On Easter Monday (30 March) 1282, at the Church of the Holy Spirit just outside Palermo, at evening prayer (vespers), a Frenchman harassed a Sicilian woman. Accounts differ as to what the harassment entailed, who the woman was, and who the Frenchman was. Fed up with years of oppression, insolence and brutality, the cry went up - "moranu li Francis" - death to the French!.  This single event led to the massacre of four  thousand French men and women within twenty four hours, and possibly as many as thirteen thousand over the course of the next six weeks. The government of Charles lost control of the island - and the War of the Sicilian Vespers was underway.

The Chronica of the Catalan mercenary Ramon Muntaner (d.1336) recounts the rebellion of the peoples of Sicily wherein he notes that "... all Sicily rebelled against King Charles and they killed all the Frenchmen they could find ..". Although a contemporary of the times, he too ascribes no one single person as the catalyst for the events whose "... efficiency and ruthlessness frightened monarchs far beyond Naples and Rome ..." according to renowned author Louis Mendola.

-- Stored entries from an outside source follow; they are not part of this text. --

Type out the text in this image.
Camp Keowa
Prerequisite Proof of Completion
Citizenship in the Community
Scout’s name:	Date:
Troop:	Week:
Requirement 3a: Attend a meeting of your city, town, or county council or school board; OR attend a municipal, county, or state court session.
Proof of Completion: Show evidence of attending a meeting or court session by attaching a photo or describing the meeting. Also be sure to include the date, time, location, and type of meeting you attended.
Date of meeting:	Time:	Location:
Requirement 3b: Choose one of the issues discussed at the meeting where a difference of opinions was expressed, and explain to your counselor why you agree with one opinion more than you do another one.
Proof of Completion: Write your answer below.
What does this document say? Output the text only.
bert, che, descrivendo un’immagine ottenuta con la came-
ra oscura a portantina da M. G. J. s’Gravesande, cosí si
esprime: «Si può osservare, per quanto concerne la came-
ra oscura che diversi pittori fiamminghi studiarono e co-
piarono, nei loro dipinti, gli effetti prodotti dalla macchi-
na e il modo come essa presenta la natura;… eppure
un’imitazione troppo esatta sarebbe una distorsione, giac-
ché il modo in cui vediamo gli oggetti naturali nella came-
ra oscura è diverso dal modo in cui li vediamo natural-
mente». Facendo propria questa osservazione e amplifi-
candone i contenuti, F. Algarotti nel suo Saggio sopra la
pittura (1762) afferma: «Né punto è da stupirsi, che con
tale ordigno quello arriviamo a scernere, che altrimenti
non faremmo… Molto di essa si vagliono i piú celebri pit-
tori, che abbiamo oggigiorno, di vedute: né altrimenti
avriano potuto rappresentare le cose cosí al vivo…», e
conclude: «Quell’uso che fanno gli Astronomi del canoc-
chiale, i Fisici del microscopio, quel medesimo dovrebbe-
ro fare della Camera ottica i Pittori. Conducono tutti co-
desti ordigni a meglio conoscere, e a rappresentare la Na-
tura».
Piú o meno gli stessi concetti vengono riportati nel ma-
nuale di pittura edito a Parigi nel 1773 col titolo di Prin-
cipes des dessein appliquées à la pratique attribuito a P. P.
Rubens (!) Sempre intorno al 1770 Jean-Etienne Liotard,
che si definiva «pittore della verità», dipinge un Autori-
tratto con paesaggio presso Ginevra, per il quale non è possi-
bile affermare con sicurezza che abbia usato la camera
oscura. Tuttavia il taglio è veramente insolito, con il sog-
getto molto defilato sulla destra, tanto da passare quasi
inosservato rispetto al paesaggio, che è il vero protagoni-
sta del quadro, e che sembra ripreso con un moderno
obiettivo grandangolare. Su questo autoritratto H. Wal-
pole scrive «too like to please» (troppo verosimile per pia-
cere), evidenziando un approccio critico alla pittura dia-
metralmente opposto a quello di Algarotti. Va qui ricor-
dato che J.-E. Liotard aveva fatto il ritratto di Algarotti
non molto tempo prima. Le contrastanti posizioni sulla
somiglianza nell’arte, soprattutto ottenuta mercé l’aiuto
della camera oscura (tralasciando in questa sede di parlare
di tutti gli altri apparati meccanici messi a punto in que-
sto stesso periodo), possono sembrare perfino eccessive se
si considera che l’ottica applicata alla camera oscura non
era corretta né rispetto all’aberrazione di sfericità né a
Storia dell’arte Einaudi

Instead Treviso, in this fictional account, has given the rebellion a voice and a focal point - a woman - as most accounts lay the reasons for the massacre of the French firmly in the camp of outrages committed against a woman or women leaving Church during the holy week of Easter. The continuance of the initial rebellion, however, has since been credited to one Alaimo da Lentini, a former supporter of the Angevan presence in Sicily and now ally of the Aragonese.

Treviso begins by recounting Siciliana's beginnings and thus the events that led her to champion the people and led the rebellion. This was no easy task - and there was much opposition to the rebels, including from the Sicilian nobility and the Church, whose current favoured position was under threat. Once we return to 1282, the countdown to the Vespers begins in earnest as we go behind the scenes to various places and locales within the city of Palermo, watching and waiting as the tinderbox is about to be lit.

Treviso provides an engaging and at times, fraught narrative, as the players on the chessboard are being slowly and carefully positioned for the impending finale.

As an avid student of Sicilian history, I welcomed this fictional account of one of many a major turning point the history of this island nation.